To take one obvious example, businesses could significantly lower their energy costs by updating their offices, stores, and factories to be more environmentally friendly. But that sort of retrofitting requires investing money upfront--money most businesses would have to borrow. And the financial crisis could make that borrowing a lot more difficult. By subsidizing those expenses with tax credits--an idea the Center for American Progress put forward in its $100 billion "Green Recovery" proposal--the government could make the retrofitting possible. This would help wean America off foreign oil while also creating jobs, thereby strengthening the economy.

To be clear, the next administration must remain wary of long-term commitments that won't pay off in improved efficiency or productivity. And that does call into question one element of Obama's agenda: his proposal to increase middle-class tax relief. While defensible as a temporary step to fight recession, it's less sensible as a permanent claim on federal revenues. Over the long run, it would arguably be less effective in spurring growth than investments for the common good--like education--that go underfunded when left to the free market. Plus it's quite likely that, in the long run, taxes will have to go up somehow. Cutting them now only makes that harder.

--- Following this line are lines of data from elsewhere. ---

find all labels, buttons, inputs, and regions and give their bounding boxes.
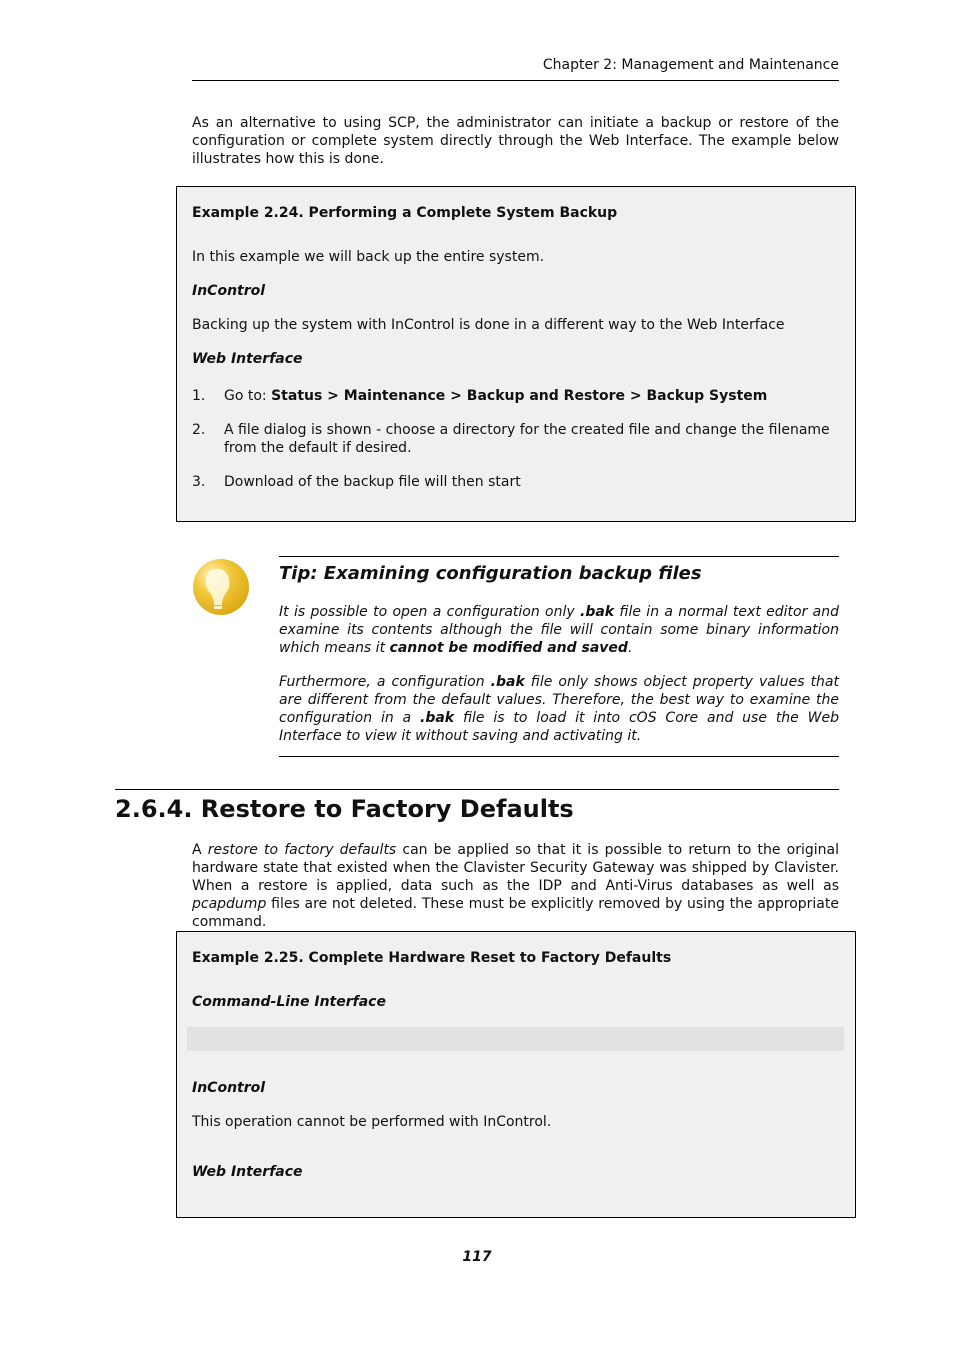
step-text: A file dialog is shown - choose a directory for the created file and change the filename from the default if desired. <box>224 422 830 456</box>
incontrol-text: Backing up the system with InControl is done in a different way to the Web Interface <box>192 317 785 333</box>
page-number: 117 <box>462 1249 492 1265</box>
incontrol-heading: InControl <box>192 283 266 299</box>
step-text: Go to: Status > Maintenance > Backup and Restore > Backup System <box>224 388 768 404</box>
step-item <box>192 473 840 491</box>
step-number: 1. <box>192 388 206 404</box>
example-box-factory-reset <box>176 931 856 1218</box>
intro-paragraph: As an alternative to using SCP, the administrator can initiate a backup or restore of the configuration or complete system directly through the Web Interface. The example below illustrates how this is done. <box>192 115 839 167</box>
cli-code-block <box>187 1027 844 1051</box>
menu-path: Status > Maintenance > Backup and Restore > Backup System <box>271 388 768 404</box>
tip-paragraph-1: It is possible to open a configuration only .bak file in a normal text editor and examine its contents although the file will contain some binary information which means it cannot be modified and saved. <box>279 604 839 656</box>
running-header: Chapter 2: Management and Maintenance <box>542 57 839 73</box>
section-rule <box>115 789 839 790</box>
example-description: In this example we will back up the entire system. <box>192 249 545 265</box>
tip-paragraph-2: Furthermore, a configuration .bak file only shows object property values that are different from the default values. Therefore, the best way to examine the configuration in a .bak file is to load it into cOS Core and use the Web Interface to view it without saving and activating it. <box>279 674 839 744</box>
example-title: Example 2.25. Complete Hardware Reset to Factory Defaults <box>192 950 672 966</box>
example-title: Example 2.24. Performing a Complete System Backup <box>192 205 618 221</box>
example-box-backup <box>176 186 856 522</box>
header-rule <box>192 80 839 81</box>
cli-heading: Command-Line Interface <box>192 994 386 1010</box>
step-number: 2. <box>192 422 206 438</box>
tip-top-rule <box>279 556 839 557</box>
tip-title: Tip: Examining configuration backup files <box>279 563 702 584</box>
incontrol-heading: InControl <box>192 1080 266 1096</box>
web-interface-heading: Web Interface <box>192 351 303 367</box>
step-text: Download of the backup file will then start <box>224 474 521 490</box>
step-number: 3. <box>192 474 206 490</box>
lightbulb-icon <box>192 557 252 619</box>
section-heading: 2.6.4. Restore to Factory Defaults <box>115 795 574 823</box>
incontrol-text: This operation cannot be performed with InControl. <box>192 1114 552 1130</box>
web-interface-heading: Web Interface <box>192 1164 303 1180</box>
step-item <box>192 387 840 405</box>
section-paragraph: A restore to factory defaults can be applied so that it is possible to return to the original hardware state that existed when the Clavister Security Gateway was shipped by Clavister. When a restore is applied, data such as the IDP and Anti-Virus databases as well as pcapdump files are not deleted. These must be explicitly removed by using the appropriate command. <box>192 842 839 930</box>
tip-bottom-rule <box>279 756 839 757</box>
step-item <box>192 421 840 457</box>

Arguing for spending in the current climate may sound controversial, but it really isn't--at least among Democratic policy experts. Although some Democrats (like economist James Galbraith and journalist Robert Kuttner) were making similar arguments to no avail during the 1990s, today even prominent Clinton administration veterans seem to agree in principle. In a recent Washington Post op-ed, former Clinton Treasury secretary Lawrence Summers advocated "short-run investments that will pay back to the government over time or those that are packaged with longer-term actions to improve the budget, such as investments in health-care restructuring."

Obama himself also seems to get it, notwithstanding his statement about delaying some projects. Speaking in Wisconsin on October 1, he said, "There are certain investments in our future that we cannot delay precisely because our economy is in turmoil." (The emphasis was his.) To prove it, he went on to promise spending on health care, education, infrastructure, and energy independence.

But Obama's personal commitment may count less than his political skills. More conservative voices, including many in Obama's own party, will insist the budget cannot accommodate such spending. In other words, they will act like it's still 1993. To persuade them otherwise, Obama would do well to remind them that their party has pursued different priorities before. Back in 1932, Franklin Roosevelt promised a balanced budget, then presided over one of the most famous federal spending binges in history. That turned out well, both for the party and the nation. There's no reason it can't happen again.

Jonathan Cohn is a senior editor at The New Republic. This article originally ran in the October 22, 2008, issue of the magazine.